Midnight Robber - Analysis

Analysis

Midnight Robber draws a great deal of its imagery and themes from Afro-Caribbean folklore, particularly when it comes to naming new species and technologies. Hopkinson explained her naming decisions as a response to how “so many of our stories about technology and our paradigms for it refer to Greek and Roman myth and language:”

We name rocket ships "Apollo" and communication devices "telephone," a human-machine interface a "cyborg." It shapes not only the names for the technology we create, but the type of technology we create. I wondered what technologies a largely African diasporic culture might build, what stories its people might tell itself about technology.

Hopkinson's concern about the racialization of names for technology reflects an Afrofuturism idea that Mark Dery expresses:

"Can a community whose past has been deliberately rubbed out, and whose energies have subsequently been consumed by the search for legible traces of its history, imagine possible futures? Furthermore, isn't the unreal estate of the future already owned by the technocrats, futurologists, streamliners, and set designers - white to a man - who have engineered our collective fantasies?"

Dery asserts that most science fiction imagines a future technology that preserves the current digital racial divide, propogating the idea that white people invent and utilize technology better than black people can. Hopkinson uses language to fight against this tradition.

Hopkinson further focuses on the importance of language by telling the story using a variant of Caribbean Creole, rather than standard English.

When you grow up speaking a vernacular people are very quick to tell you that it’s incorrect, it’s wrong. But Caribbean language has its own roots, its own linguistic integrity, its own modes of speech. Part of it is that writing in vernacular helped me to understand what speech does and to see what has happened to English, having been imposed on the Caribbean people and then the Caribbean people taking it and making it their own. Hence the quote inside the front cover, which was written by my partner: “I stole the torturer’s tongue.”

Code-switching and creole languages therefore become an important part of the novel, forcing readers to pay attention, ask what is being identified and re-signify the words.

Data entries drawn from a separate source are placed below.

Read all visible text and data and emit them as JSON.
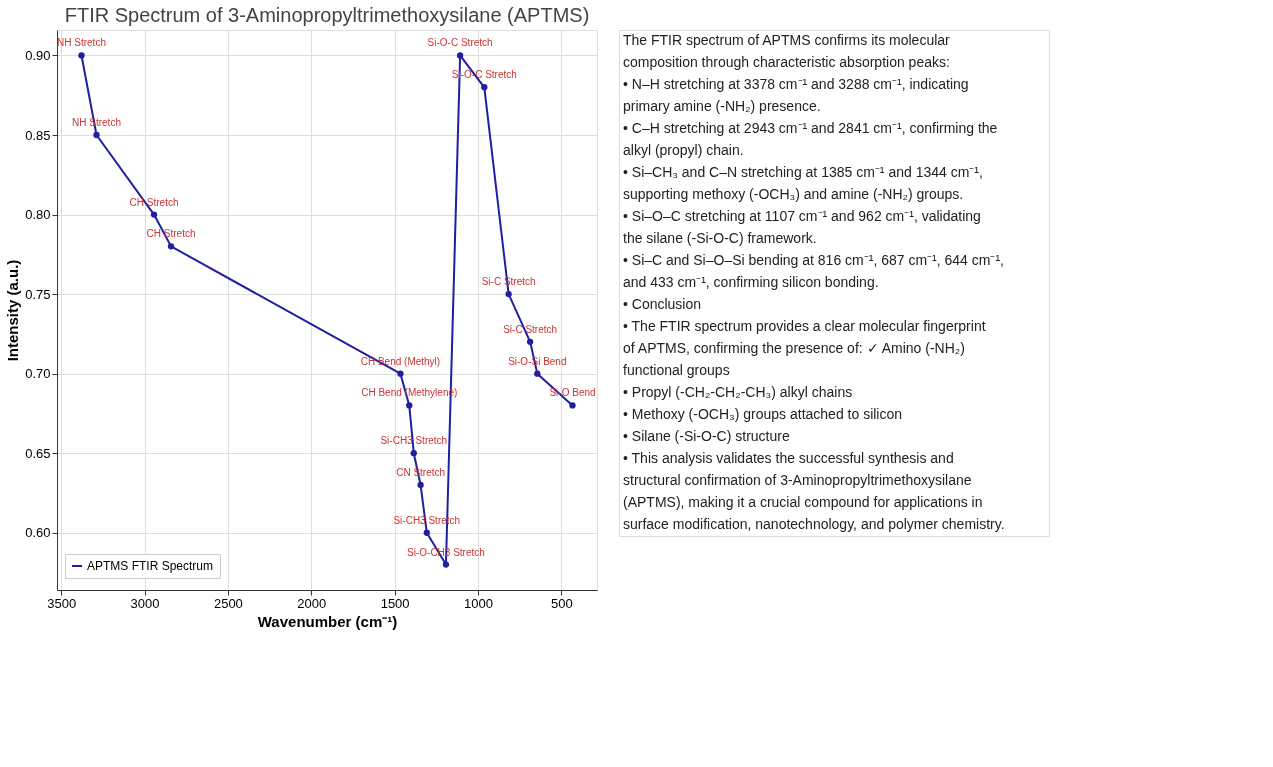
{
  "chart_data": [
    {
      "type": "line",
      "title": "FTIR Spectrum of 3-Aminopropyltrimethoxysilane (APTMS)",
      "xlabel": "Wavenumber (cm⁻¹)",
      "ylabel": "Intensity (a.u.)",
      "x": [
        3378,
        3288,
        2943,
        2841,
        1465,
        1412,
        1385,
        1344,
        1307,
        1192,
        1107,
        962,
        816,
        687,
        644,
        433
      ],
      "series": [
        {
          "name": "APTMS FTIR Spectrum",
          "color": "#1f1fa0",
          "values": [
            0.9,
            0.85,
            0.8,
            0.78,
            0.7,
            0.68,
            0.65,
            0.63,
            0.6,
            0.58,
            0.9,
            0.88,
            0.75,
            0.72,
            0.7,
            0.68
          ]
        }
      ],
      "xlim": [
        3525,
        286
      ],
      "xticks": [
        3500,
        3000,
        2500,
        2000,
        1500,
        1000,
        500
      ],
      "ylim": [
        0.564,
        0.916
      ],
      "yticks": [
        {
          "value": 0.6,
          "label": "0.60"
        },
        0.65,
        {
          "value": 0.7,
          "label": "0.70"
        },
        0.75,
        {
          "value": 0.8,
          "label": "0.80"
        },
        0.85,
        {
          "value": 0.9,
          "label": "0.90"
        }
      ],
      "grid": true,
      "legend": "bottom left",
      "marker": "circle",
      "line_style": "solid",
      "annotations": [
        {
          "text": "NH Stretch",
          "x": 3378,
          "y": 0.9
        },
        {
          "text": "NH Stretch",
          "x": 3288,
          "y": 0.85
        },
        {
          "text": "CH Stretch",
          "x": 2943,
          "y": 0.8
        },
        {
          "text": "CH Stretch",
          "x": 2841,
          "y": 0.78
        },
        {
          "text": "CH Bend (Methyl)",
          "x": 1465,
          "y": 0.7
        },
        {
          "text": "CH Bend (Methylene)",
          "x": 1412,
          "y": 0.68
        },
        {
          "text": "Si-CH3 Stretch",
          "x": 1385,
          "y": 0.65
        },
        {
          "text": "CN Stretch",
          "x": 1344,
          "y": 0.63
        },
        {
          "text": "Si-CH3 Stretch",
          "x": 1307,
          "y": 0.6
        },
        {
          "text": "Si-O-CH3 Stretch",
          "x": 1192,
          "y": 0.58
        },
        {
          "text": "Si-O-C Stretch",
          "x": 1107,
          "y": 0.9
        },
        {
          "text": "Si-O-C Stretch",
          "x": 962,
          "y": 0.88
        },
        {
          "text": "Si-C Stretch",
          "x": 816,
          "y": 0.75
        },
        {
          "text": "Si-C Stretch",
          "x": 687,
          "y": 0.72
        },
        {
          "text": "Si-O-Si Bend",
          "x": 644,
          "y": 0.7
        },
        {
          "text": "Si-O Bend",
          "x": 433,
          "y": 0.68
        }
      ]
    },
    {
      "type": "other",
      "annotations": [
        "The FTIR spectrum of APTMS confirms its molecular composition through characteristic absorption peaks:",
        "• N–H stretching at 3378 cm⁻¹ and 3288 cm⁻¹, indicating primary amine (-NH₂) presence.",
        "• C–H stretching at 2943 cm⁻¹ and 2841 cm⁻¹, confirming the alkyl (propyl) chain.",
        "• Si–CH₃ and C–N stretching at 1385 cm⁻¹ and 1344 cm⁻¹, supporting methoxy (-OCH₃) and amine (-NH₂) groups.",
        "• Si–O–C stretching at 1107 cm⁻¹ and 962 cm⁻¹, validating the silane (-Si-O-C) framework.",
        "• Si–C and Si–O–Si bending at 816 cm⁻¹, 687 cm⁻¹, 644 cm⁻¹, and 433 cm⁻¹, confirming silicon bonding.",
        "• Conclusion",
        "• The FTIR spectrum provides a clear molecular fingerprint of APTMS, confirming the presence of: ✓ Amino (-NH₂) functional groups",
        "• Propyl (-CH₂-CH₂-CH₃) alkyl chains",
        "• Methoxy (-OCH₃) groups attached to silicon",
        "• Silane (-Si-O-C) structure",
        "• This analysis validates the successful synthesis and structural confirmation of 3-Aminopropyltrimethoxysilane (APTMS), making it a crucial compound for applications in surface modification, nanotechnology, and polymer chemistry."
      ]
    }
  ]
}
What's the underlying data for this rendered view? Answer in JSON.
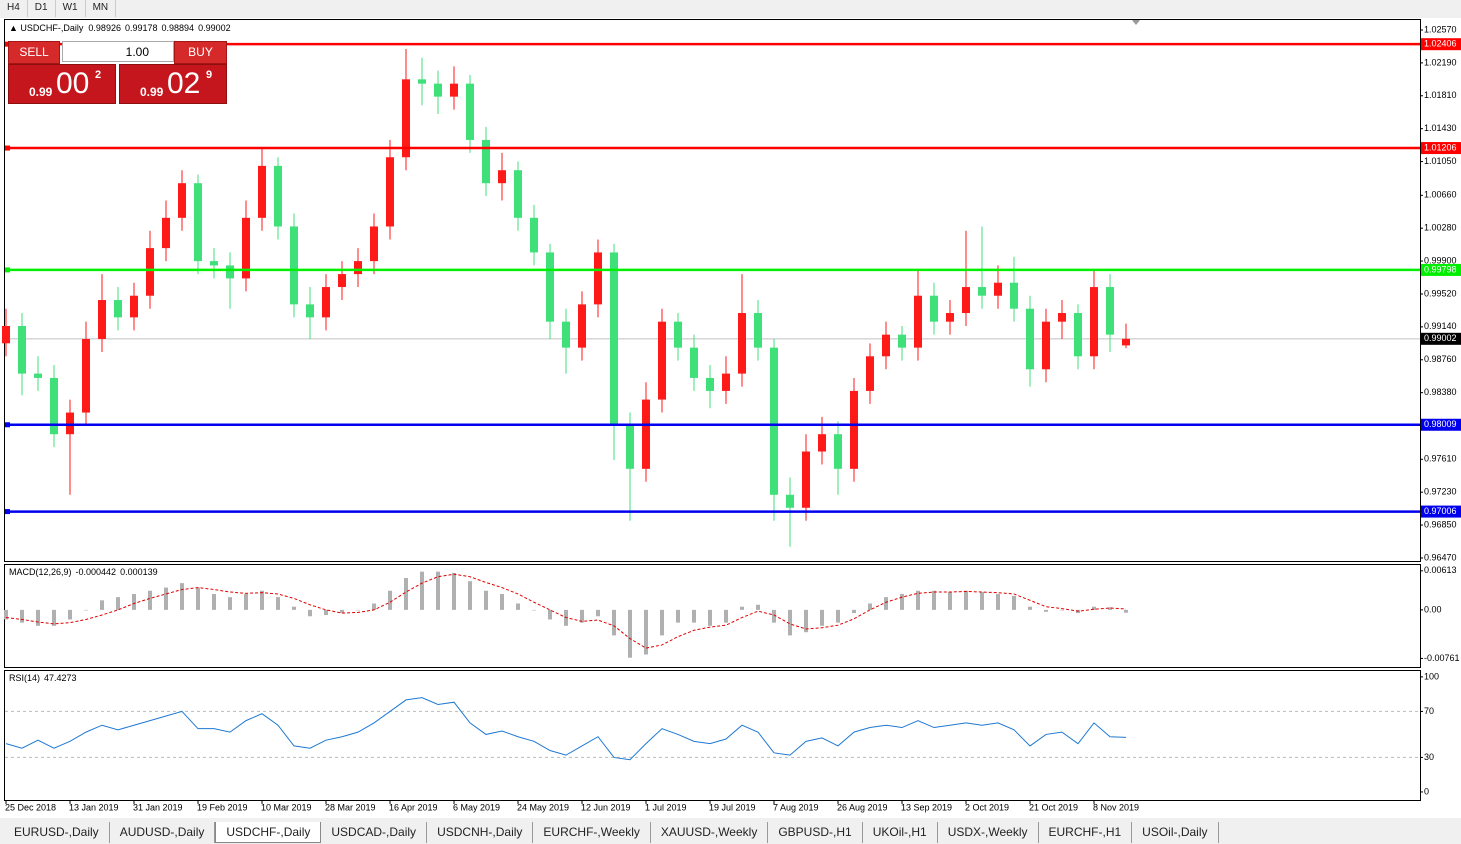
{
  "toolbar": {
    "timeframes": [
      "H4",
      "D1",
      "W1",
      "MN"
    ]
  },
  "trade_panel": {
    "sell_label": "SELL",
    "buy_label": "BUY",
    "lot": "1.00",
    "sell_price": {
      "big": "0.99",
      "pips": "00",
      "point": "2"
    },
    "buy_price": {
      "big": "0.99",
      "pips": "02",
      "point": "9"
    }
  },
  "chart_data": {
    "type": "candlestick",
    "title": "USDCHF-,Daily",
    "up_color": "#ff1a1a",
    "down_color": "#3fe07a",
    "categories": [
      "25 Dec 2018",
      null,
      null,
      null,
      "13 Jan 2019",
      null,
      null,
      null,
      "31 Jan 2019",
      null,
      null,
      null,
      "19 Feb 2019",
      null,
      null,
      null,
      "10 Mar 2019",
      null,
      null,
      null,
      "28 Mar 2019",
      null,
      null,
      null,
      "16 Apr 2019",
      null,
      null,
      null,
      "6 May 2019",
      null,
      null,
      null,
      "24 May 2019",
      null,
      null,
      null,
      "12 Jun 2019",
      null,
      null,
      null,
      "1 Jul 2019",
      null,
      null,
      null,
      "19 Jul 2019",
      null,
      null,
      null,
      "7 Aug 2019",
      null,
      null,
      null,
      "26 Aug 2019",
      null,
      null,
      null,
      "13 Sep 2019",
      null,
      null,
      null,
      "2 Oct 2019",
      null,
      null,
      null,
      "21 Oct 2019",
      null,
      null,
      null,
      "8 Nov 2019",
      null,
      null
    ],
    "candles": {
      "open": [
        0.9895,
        0.9915,
        0.986,
        0.9855,
        0.979,
        0.9815,
        0.99,
        0.9945,
        0.9925,
        0.995,
        1.0005,
        1.004,
        1.008,
        0.999,
        0.9985,
        0.997,
        1.004,
        1.01,
        1.003,
        0.994,
        0.9925,
        0.996,
        0.9975,
        0.999,
        1.003,
        1.011,
        1.02,
        1.0195,
        1.018,
        1.0195,
        1.013,
        1.008,
        1.0095,
        1.004,
        1.0,
        0.992,
        0.989,
        0.994,
        1.0,
        0.98,
        0.975,
        0.983,
        0.992,
        0.989,
        0.9855,
        0.984,
        0.986,
        0.993,
        0.989,
        0.972,
        0.9705,
        0.977,
        0.979,
        0.975,
        0.984,
        0.988,
        0.9905,
        0.989,
        0.995,
        0.992,
        0.993,
        0.996,
        0.995,
        0.9965,
        0.9935,
        0.9865,
        0.992,
        0.993,
        0.988,
        0.996,
        0.98926
      ],
      "high": [
        0.9935,
        0.993,
        0.988,
        0.987,
        0.983,
        0.992,
        0.9975,
        0.996,
        0.9965,
        1.0025,
        1.006,
        1.0095,
        1.009,
        1.0005,
        1.0,
        1.006,
        1.012,
        1.011,
        1.0045,
        0.996,
        0.9975,
        0.999,
        1.0005,
        1.0045,
        1.013,
        1.0235,
        1.0225,
        1.021,
        1.0215,
        1.0205,
        1.0145,
        1.0115,
        1.0105,
        1.0055,
        1.001,
        0.9935,
        0.9955,
        1.0015,
        1.001,
        0.9815,
        0.985,
        0.9935,
        0.993,
        0.9905,
        0.987,
        0.988,
        0.9975,
        0.9945,
        0.99,
        0.974,
        0.979,
        0.981,
        0.9805,
        0.9855,
        0.9895,
        0.992,
        0.9915,
        0.998,
        0.9965,
        0.9945,
        1.0025,
        1.003,
        0.9985,
        0.9995,
        0.995,
        0.9935,
        0.9945,
        0.994,
        0.998,
        0.9975,
        0.99178
      ],
      "low": [
        0.988,
        0.9835,
        0.984,
        0.9775,
        0.972,
        0.98,
        0.9885,
        0.991,
        0.991,
        0.9935,
        0.999,
        1.0025,
        0.9975,
        0.997,
        0.9935,
        0.9955,
        1.0025,
        1.0015,
        0.9925,
        0.99,
        0.991,
        0.9945,
        0.996,
        0.9975,
        1.0015,
        1.0095,
        1.017,
        1.016,
        1.0165,
        1.0115,
        1.0065,
        1.006,
        1.0025,
        0.9985,
        0.99,
        0.986,
        0.9875,
        0.9925,
        0.976,
        0.969,
        0.9735,
        0.9815,
        0.9875,
        0.984,
        0.982,
        0.9825,
        0.9845,
        0.9875,
        0.969,
        0.966,
        0.969,
        0.9755,
        0.972,
        0.9735,
        0.9825,
        0.9865,
        0.9875,
        0.9875,
        0.9905,
        0.9905,
        0.9915,
        0.9935,
        0.9935,
        0.992,
        0.9845,
        0.985,
        0.99,
        0.9865,
        0.9865,
        0.9885,
        0.98894
      ],
      "close": [
        0.9915,
        0.986,
        0.9855,
        0.979,
        0.9815,
        0.99,
        0.9945,
        0.9925,
        0.995,
        1.0005,
        1.004,
        1.008,
        0.999,
        0.9985,
        0.997,
        1.004,
        1.01,
        1.003,
        0.994,
        0.9925,
        0.996,
        0.9975,
        0.999,
        1.003,
        1.011,
        1.02,
        1.0195,
        1.018,
        1.0195,
        1.013,
        1.008,
        1.0095,
        1.004,
        1.0,
        0.992,
        0.989,
        0.994,
        1.0,
        0.98,
        0.975,
        0.983,
        0.992,
        0.989,
        0.9855,
        0.984,
        0.986,
        0.993,
        0.989,
        0.972,
        0.9705,
        0.977,
        0.979,
        0.975,
        0.984,
        0.988,
        0.9905,
        0.989,
        0.995,
        0.992,
        0.993,
        0.996,
        0.995,
        0.9965,
        0.9935,
        0.9865,
        0.992,
        0.993,
        0.988,
        0.996,
        0.9905,
        0.99002
      ]
    },
    "ylim": [
      0.96435,
      1.02697
    ],
    "yticks": [
      {
        "value": 1.0257,
        "label": "1.02570"
      },
      {
        "value": 1.0219,
        "label": "1.02190"
      },
      {
        "value": 1.0181,
        "label": "1.01810"
      },
      {
        "value": 1.0143,
        "label": "1.01430"
      },
      {
        "value": 1.0105,
        "label": "1.01050"
      },
      {
        "value": 1.0066,
        "label": "1.00660"
      },
      {
        "value": 1.0028,
        "label": "1.00280"
      },
      {
        "value": 0.999,
        "label": "0.99900"
      },
      {
        "value": 0.9952,
        "label": "0.99520"
      },
      {
        "value": 0.9914,
        "label": "0.99140"
      },
      {
        "value": 0.9876,
        "label": "0.98760"
      },
      {
        "value": 0.9838,
        "label": "0.98380"
      },
      {
        "value": 0.9761,
        "label": "0.97610"
      },
      {
        "value": 0.9723,
        "label": "0.97230"
      },
      {
        "value": 0.9685,
        "label": "0.96850"
      },
      {
        "value": 0.9647,
        "label": "0.96470"
      }
    ],
    "levels": [
      {
        "value": 1.02406,
        "color": "#ff0000"
      },
      {
        "value": 1.01206,
        "color": "#ff0000"
      },
      {
        "value": 0.99798,
        "color": "#00ee00"
      },
      {
        "value": 0.98009,
        "color": "#0000ee"
      },
      {
        "value": 0.97006,
        "color": "#0000ee"
      }
    ],
    "macd": {
      "title": "MACD(12,26,9)",
      "hist_color": "#b0b0b0",
      "signal_color": "#e00000",
      "values": [
        -0.0015,
        -0.002,
        -0.0025,
        -0.0025,
        -0.0015,
        0.0,
        0.0015,
        0.002,
        0.0025,
        0.003,
        0.0035,
        0.0042,
        0.0035,
        0.0025,
        0.002,
        0.0025,
        0.003,
        0.002,
        0.0005,
        -0.001,
        -0.0008,
        -0.0005,
        0.0,
        0.001,
        0.003,
        0.005,
        0.006,
        0.006,
        0.0058,
        0.0045,
        0.003,
        0.0025,
        0.001,
        0.0,
        -0.0015,
        -0.0025,
        -0.002,
        -0.001,
        -0.004,
        -0.0075,
        -0.007,
        -0.004,
        -0.002,
        -0.002,
        -0.0025,
        -0.002,
        0.0005,
        0.0008,
        -0.002,
        -0.004,
        -0.0035,
        -0.0025,
        -0.002,
        -0.0005,
        0.001,
        0.002,
        0.0025,
        0.003,
        0.003,
        0.0028,
        0.003,
        0.0028,
        0.0025,
        0.0022,
        0.0005,
        -0.0003,
        0.0,
        -0.0005,
        0.0005,
        0.0004,
        -0.000442
      ],
      "signal": [
        -0.0012,
        -0.0015,
        -0.0019,
        -0.0022,
        -0.002,
        -0.0015,
        -0.0008,
        0.0,
        0.001,
        0.0018,
        0.0025,
        0.0032,
        0.0035,
        0.0032,
        0.0028,
        0.0026,
        0.0027,
        0.0025,
        0.0018,
        0.0008,
        0.0,
        -0.0005,
        -0.0004,
        0.0,
        0.0012,
        0.0028,
        0.0042,
        0.0052,
        0.0056,
        0.0052,
        0.0043,
        0.0035,
        0.0025,
        0.0012,
        0.0,
        -0.0012,
        -0.0018,
        -0.0016,
        -0.0025,
        -0.0045,
        -0.006,
        -0.0055,
        -0.0042,
        -0.0032,
        -0.0027,
        -0.0024,
        -0.0012,
        -0.0002,
        -0.0008,
        -0.0022,
        -0.003,
        -0.0028,
        -0.0024,
        -0.0014,
        0.0,
        0.0012,
        0.002,
        0.0026,
        0.0028,
        0.0028,
        0.0029,
        0.0028,
        0.0027,
        0.0025,
        0.0015,
        0.0005,
        0.0002,
        -0.0002,
        0.0001,
        0.0003,
        0.000139
      ],
      "ylim": [
        -0.00896,
        0.0072
      ],
      "yticks": [
        0.00613,
        {
          "value": 0,
          "label": "0.00"
        },
        -0.00761
      ]
    },
    "rsi": {
      "title": "RSI(14)",
      "color": "#1e78d2",
      "values": [
        42,
        38,
        45,
        38,
        44,
        52,
        58,
        54,
        58,
        62,
        66,
        70,
        55,
        55,
        52,
        62,
        68,
        58,
        40,
        38,
        45,
        48,
        52,
        60,
        70,
        80,
        82,
        76,
        78,
        60,
        50,
        53,
        48,
        44,
        36,
        32,
        40,
        48,
        30,
        28,
        42,
        55,
        50,
        44,
        42,
        46,
        58,
        52,
        34,
        32,
        44,
        47,
        40,
        52,
        56,
        58,
        56,
        62,
        56,
        58,
        60,
        58,
        60,
        54,
        40,
        50,
        52,
        42,
        60,
        48,
        47.4273
      ],
      "ylim": [
        -7,
        106
      ],
      "yticks": [
        100,
        70,
        30,
        0
      ]
    }
  },
  "tabs": {
    "items": [
      "EURUSD-,Daily",
      "AUDUSD-,Daily",
      "USDCHF-,Daily",
      "USDCAD-,Daily",
      "USDCNH-,Daily",
      "EURCHF-,Weekly",
      "XAUUSD-,Weekly",
      "GBPUSD-,H1",
      "UKOil-,H1",
      "USDX-,Weekly",
      "EURCHF-,H1",
      "USOil-,Daily"
    ],
    "active": 2
  }
}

Hopkinson also says this "code-sliding" "...infuses meaning into the language that goes beyond its content." In Midnight Robber, all human characters speak the same language, Anglopatwa, which they seem to consider a formally correct language—its speakers do not perceive it to be a creole or patois. There is no creole of this creole; instead the aliens on New Halfway Tree, the douens, have learned to speak this language fluently in addition to their own. The douens' screeching, warbling language at first appears impossible for humans to learn, but Tan-Tan manages to grasp it in order to speak with her companion Abitefa. Hopkinson's use of language recalls Kodwo Eshun's comments on Afrofuturism: “It is difficult to conceive of Afrofuturism without a place for sonic process in its vernacular, speculative, and syncopated modes. The daily lifeworld of black vernacular expression may be anathema to contemporary art practice. Nonetheless, these histories of futures passed must be positioned as a valuable resource.” A New York Times review urges readers not to be put-off by the unusual narrative language, echoing Eshun's insistence that vernaculars of black art and speech deserve the respect of consumers of art.

Another major element of the novel is storytelling, particularly oral storytelling. The relationship between Granny Nanny and “her” recipients, for example, is primarily aural, with Granny Nanny singing and talking in the ear of the hearer. “Nannysong” is the code by which Granny Nanny operates, the story being told by an eshun to Tan Tan’s child as he is being born, since due to the unique circumstances of Tan Tan’s exile he has been born with nanites in his ears instead of needing them to be implanted. The eshun interrupts its narrative at times to tell some of the fictional stories made up about Tan Tan as the Robber Queen, each of which have some basis in her true life. Tan Tan herself is enamored with the figure of the Robber King, who defines himself through his exaggerated and wild stories. As the story goes on, she assumes the mantle of the Robber Queen herself, using the wild, exaggerated speech of the robber to tell her own story and in the process redefine herself.